I've used these to great success when I had multiple long-lived gigabyte+ arrays. Without off-heap memory, these tended to really slow the gc down (to be fair, I didn't have top of the line gc algorithms because the openj9 jvm had been mandated)

pkolaczk · 2024-09-20T06:39:45 1726814385

Managing off heap memory in Java is pain even worse than manual memory management in C. Unlike C++ and Rust, Java offers no tools for manual memory management, and its idioms like frequent use of exceptions make writing such code extremely error prone.

foobarchu · 2024-09-29T19:37:06 1727638626

ByteBuffers and direct memory make it possible.

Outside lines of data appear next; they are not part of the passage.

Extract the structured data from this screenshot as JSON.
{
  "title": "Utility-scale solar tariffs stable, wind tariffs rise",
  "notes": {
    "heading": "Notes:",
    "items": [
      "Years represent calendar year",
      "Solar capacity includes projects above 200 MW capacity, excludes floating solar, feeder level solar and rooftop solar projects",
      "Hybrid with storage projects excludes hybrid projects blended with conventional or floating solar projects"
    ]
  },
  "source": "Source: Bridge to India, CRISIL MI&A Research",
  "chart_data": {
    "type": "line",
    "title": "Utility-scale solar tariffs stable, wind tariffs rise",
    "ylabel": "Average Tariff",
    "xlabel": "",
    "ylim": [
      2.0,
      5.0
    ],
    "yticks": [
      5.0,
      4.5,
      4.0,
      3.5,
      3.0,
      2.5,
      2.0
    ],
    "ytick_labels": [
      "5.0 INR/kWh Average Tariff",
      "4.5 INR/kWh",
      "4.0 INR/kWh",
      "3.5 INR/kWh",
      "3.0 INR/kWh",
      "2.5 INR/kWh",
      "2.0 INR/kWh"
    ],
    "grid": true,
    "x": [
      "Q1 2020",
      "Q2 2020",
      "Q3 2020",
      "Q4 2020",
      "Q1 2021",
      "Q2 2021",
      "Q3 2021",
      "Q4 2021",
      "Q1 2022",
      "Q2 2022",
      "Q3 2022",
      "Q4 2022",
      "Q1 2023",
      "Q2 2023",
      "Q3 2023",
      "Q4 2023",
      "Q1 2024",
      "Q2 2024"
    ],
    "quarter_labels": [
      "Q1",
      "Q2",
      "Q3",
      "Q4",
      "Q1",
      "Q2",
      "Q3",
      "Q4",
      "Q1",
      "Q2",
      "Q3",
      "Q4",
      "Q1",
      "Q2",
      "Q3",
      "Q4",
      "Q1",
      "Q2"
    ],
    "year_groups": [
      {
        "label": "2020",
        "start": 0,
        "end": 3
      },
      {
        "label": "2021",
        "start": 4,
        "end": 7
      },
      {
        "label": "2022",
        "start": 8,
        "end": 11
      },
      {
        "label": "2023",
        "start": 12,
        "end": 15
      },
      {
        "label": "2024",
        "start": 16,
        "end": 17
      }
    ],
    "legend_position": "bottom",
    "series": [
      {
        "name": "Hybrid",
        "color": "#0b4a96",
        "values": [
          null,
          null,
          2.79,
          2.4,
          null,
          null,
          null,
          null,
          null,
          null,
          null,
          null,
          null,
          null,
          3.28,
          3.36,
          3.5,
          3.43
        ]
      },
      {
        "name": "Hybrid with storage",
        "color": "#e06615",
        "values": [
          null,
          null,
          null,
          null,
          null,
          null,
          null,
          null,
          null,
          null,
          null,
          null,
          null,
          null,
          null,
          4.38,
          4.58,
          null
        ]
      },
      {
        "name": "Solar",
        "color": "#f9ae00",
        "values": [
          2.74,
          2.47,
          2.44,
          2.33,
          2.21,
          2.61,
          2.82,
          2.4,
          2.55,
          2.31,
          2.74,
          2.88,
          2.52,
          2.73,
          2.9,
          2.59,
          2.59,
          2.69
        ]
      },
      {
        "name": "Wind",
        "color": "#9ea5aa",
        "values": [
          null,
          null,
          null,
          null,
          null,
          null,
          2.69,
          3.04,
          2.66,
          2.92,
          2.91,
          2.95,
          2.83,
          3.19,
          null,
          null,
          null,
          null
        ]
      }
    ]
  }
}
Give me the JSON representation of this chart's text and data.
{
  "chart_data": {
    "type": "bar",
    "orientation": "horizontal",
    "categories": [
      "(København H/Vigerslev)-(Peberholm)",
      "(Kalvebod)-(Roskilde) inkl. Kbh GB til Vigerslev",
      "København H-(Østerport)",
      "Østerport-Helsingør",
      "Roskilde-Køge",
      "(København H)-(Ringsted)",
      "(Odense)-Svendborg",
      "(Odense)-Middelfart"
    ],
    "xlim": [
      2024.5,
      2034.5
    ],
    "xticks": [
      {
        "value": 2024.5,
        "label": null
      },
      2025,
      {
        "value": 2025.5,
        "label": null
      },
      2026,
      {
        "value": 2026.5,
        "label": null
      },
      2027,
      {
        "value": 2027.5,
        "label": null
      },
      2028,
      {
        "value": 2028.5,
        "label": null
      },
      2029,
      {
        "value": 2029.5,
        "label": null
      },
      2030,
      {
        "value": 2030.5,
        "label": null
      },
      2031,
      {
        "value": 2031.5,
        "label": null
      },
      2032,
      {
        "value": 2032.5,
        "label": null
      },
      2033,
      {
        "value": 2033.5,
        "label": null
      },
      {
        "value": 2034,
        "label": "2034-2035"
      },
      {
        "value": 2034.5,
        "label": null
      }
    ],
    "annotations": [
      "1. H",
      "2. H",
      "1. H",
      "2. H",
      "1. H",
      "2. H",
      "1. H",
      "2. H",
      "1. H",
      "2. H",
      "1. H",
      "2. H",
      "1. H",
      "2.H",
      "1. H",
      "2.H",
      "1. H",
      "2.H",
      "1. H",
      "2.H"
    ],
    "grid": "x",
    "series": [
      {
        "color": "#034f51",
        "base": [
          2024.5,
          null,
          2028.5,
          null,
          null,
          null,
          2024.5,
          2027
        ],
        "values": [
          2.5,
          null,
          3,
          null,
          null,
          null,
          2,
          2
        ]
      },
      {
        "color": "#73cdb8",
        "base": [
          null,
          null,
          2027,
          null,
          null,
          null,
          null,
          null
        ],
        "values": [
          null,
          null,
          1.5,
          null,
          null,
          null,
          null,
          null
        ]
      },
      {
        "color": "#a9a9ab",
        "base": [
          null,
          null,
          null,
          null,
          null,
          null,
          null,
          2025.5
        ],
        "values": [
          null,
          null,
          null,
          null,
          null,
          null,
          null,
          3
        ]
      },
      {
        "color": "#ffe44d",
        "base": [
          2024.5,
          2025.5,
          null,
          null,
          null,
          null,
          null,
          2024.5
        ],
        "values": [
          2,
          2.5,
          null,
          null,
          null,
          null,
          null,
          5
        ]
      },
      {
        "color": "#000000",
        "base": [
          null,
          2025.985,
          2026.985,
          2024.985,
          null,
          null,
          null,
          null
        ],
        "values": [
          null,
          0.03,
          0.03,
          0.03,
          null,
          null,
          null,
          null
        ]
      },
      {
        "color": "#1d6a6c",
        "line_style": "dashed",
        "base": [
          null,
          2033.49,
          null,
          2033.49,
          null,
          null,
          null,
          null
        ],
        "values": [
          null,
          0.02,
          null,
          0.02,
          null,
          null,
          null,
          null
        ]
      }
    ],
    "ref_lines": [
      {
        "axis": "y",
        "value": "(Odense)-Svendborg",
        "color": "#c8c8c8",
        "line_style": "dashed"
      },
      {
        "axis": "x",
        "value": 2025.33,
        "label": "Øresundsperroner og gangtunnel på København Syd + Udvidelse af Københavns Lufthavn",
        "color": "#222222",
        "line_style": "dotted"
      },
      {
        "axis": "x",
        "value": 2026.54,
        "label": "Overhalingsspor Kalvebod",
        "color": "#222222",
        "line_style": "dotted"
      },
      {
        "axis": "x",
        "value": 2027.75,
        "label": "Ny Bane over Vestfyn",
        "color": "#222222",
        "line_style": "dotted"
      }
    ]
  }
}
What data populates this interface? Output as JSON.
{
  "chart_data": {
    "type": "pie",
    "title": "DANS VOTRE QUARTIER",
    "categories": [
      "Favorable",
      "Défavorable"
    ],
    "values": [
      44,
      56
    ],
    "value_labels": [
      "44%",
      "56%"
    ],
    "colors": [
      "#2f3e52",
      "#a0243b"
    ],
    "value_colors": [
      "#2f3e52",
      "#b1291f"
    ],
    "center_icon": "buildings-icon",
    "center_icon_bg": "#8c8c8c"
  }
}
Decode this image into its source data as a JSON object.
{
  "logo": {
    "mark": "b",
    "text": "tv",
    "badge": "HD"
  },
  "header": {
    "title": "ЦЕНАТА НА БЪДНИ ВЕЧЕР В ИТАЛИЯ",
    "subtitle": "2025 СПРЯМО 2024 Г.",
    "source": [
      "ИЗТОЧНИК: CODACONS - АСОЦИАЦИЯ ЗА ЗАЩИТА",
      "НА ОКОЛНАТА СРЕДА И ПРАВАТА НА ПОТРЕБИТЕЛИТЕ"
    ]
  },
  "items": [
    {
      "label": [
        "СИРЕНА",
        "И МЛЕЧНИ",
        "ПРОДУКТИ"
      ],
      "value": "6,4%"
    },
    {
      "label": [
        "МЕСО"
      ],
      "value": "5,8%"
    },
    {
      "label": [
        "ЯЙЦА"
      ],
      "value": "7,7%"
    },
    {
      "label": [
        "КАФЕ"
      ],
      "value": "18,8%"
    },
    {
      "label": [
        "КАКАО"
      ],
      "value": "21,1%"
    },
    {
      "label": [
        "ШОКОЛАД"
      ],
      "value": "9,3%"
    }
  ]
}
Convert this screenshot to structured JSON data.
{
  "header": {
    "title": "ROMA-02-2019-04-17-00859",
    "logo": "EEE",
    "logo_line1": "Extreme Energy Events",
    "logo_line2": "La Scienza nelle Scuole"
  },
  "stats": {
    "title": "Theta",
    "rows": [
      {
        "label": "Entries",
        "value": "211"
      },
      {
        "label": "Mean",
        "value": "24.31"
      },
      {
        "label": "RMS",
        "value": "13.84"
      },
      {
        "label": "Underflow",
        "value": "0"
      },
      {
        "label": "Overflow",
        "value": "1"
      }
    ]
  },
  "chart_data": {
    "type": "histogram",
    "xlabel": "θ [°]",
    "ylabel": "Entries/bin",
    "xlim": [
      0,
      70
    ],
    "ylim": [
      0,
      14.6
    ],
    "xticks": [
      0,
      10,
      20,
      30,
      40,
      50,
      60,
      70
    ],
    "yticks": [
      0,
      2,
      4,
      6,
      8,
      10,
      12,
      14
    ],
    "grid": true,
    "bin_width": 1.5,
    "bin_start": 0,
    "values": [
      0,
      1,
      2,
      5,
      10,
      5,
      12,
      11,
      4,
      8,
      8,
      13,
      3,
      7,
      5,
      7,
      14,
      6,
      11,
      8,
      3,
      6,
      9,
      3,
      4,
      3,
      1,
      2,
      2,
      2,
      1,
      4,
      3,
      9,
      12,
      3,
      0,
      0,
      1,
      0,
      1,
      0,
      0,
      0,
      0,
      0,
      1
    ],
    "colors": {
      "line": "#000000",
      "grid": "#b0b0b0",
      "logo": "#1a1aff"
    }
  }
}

https://docs.oracle.com/javase/8/docs/api/java/nio/ByteBuffe...

But it is a pain and only really useful if you have a big, long lived object. In my case it was loading massive arrays into memory for access by the API server frontend. They needed to be complete overwritten once an hour, and it turns out that allocating 40% of system memory then immediately releasing another 40% back to the GC at once is a good recipe for long pauses or high CPU use

hawk_ · 2024-09-19T16:52:16 1726764736

ZGC doesn't remove safepoint requests on threads which is the root cause. "Guarantees" here are with very heavy quotes.

funcDropShadow · 2024-09-20T06:36:42 1726814202

But it reduces the amount of safepoint requests by doing more in parallel to the working application.

hinkley · 2024-09-19T19:59:58 1726775998

The cost of statistics gathering on a GC implementation that avoids ineffective GC activity is less affected by the cost of telemetry (no news is good news), but it is still affected.

ahoka · 2024-09-20T05:50:08 1726811408

Not with Linux 5.x AFAIK.

jakewins · 2024-09-19T18:48:01 1726771681

Man I remember being bit by this in migrating to AWS - this had like snuck through on fast on-prem disks, but as soon as that /tmp was on RDS oh boy, it was a dozy.

opentokix · 2024-09-19T21:02:36 1726779756

Using ebpf, perf and flamegraphs would let him find this in a couple of hours. That was not available for him in 2015 tho.

hinkley · 2024-09-19T19:58:45 1726775925

Stuff like this is why back when I still wrote Java we only wanted to turn on JVM telemetry on production boxes if they were canaries. Slower you can work around by deploying more copies. But jitter is not something you can do much about.

smrtinsert · 2024-09-19T15:25:58 1726759558

Is this account a submission bot of some sort?

throwaway04324 · 2024-09-19T15:36:31 1726760191

The account seems to be connected to a real person, but it has a high number of submissions (over 350 submissions the past 30 days)

geodel · 2024-09-19T15:26:56 1726759616

Also spending a lot cause higher credit card bills.